House passes Homeland funding

The House on June 24 passed the first Homeland Security Department appropriations — a $29.4 billion bill for fiscal 2004 that would pump millions into bioterrorism research and target dollars for first responders nationwide.

The House bill passed 425-2, and includes money for new technologies such as developing ways to detect biological agents sprayed over cities and to protect jets from land-to-air missiles. The bill also includes funds to strengthen security at the borders and money to develop antidotes to biological and chemical weapons.

Overall, the bill provides $4.4 billion for local firefighters, law enforcement and other emergency responders, which is nearly $900 million more than President Bush proposed. The legislation now goes to the Senate, which is expected to begin working on it next month.

"The House has fulfilled our promise to better secure America by ensuring the Department of Homeland Security has the tools it needs to thwart terrorist activity," House Speaker Dennis Hastert (R-Ill.) said after the vote.

While Republicans lauded the passage of the legislation, which includes $1 billion more than Bush sought, Democrats said it is not nearly enough money to protect America. They said the bill did not include enough money to increase security at the nation's ports. They noted that the Coast Guard needs $4.4 billion over the next decade, but the legislation included only $100 million for fiscal 2004.
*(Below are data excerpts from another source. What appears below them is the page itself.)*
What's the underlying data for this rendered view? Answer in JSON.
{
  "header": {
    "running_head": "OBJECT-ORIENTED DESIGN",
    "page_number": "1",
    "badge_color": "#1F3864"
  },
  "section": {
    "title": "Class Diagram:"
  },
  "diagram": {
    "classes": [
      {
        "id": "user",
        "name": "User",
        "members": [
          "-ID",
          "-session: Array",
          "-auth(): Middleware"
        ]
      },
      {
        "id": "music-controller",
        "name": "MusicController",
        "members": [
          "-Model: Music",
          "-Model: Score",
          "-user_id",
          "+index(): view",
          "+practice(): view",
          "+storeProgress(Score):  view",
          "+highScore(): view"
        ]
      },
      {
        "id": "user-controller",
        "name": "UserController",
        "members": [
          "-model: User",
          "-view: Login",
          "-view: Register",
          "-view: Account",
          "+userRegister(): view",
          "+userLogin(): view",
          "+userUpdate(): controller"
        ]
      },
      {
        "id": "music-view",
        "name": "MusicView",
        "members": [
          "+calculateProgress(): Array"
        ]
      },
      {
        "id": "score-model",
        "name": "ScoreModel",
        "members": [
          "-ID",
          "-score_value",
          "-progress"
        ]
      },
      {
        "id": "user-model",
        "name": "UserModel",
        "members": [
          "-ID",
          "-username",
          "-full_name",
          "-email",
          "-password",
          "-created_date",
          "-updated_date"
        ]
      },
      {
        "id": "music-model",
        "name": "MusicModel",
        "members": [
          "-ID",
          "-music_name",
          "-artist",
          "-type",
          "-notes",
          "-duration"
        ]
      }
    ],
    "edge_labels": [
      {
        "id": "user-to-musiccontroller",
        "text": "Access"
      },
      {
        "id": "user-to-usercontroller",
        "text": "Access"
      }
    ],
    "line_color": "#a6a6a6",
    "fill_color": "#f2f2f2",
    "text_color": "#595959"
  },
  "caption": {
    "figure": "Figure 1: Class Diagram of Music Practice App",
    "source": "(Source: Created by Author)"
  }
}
Republicans blocked one amendment that would have made it harder to award federal contracts to U.S. firms that have moved offshore to avoid paying taxes and another that would have stopped a plan to screen airline passengers by checking databases such as credit reports.

An amendment that passed requires the Transportation Security Administration to provide a plan to inspect all cargo on passenger jets. No rule presently exists requiring the inspection of cargo that is shipped in the hold of commercial airliners.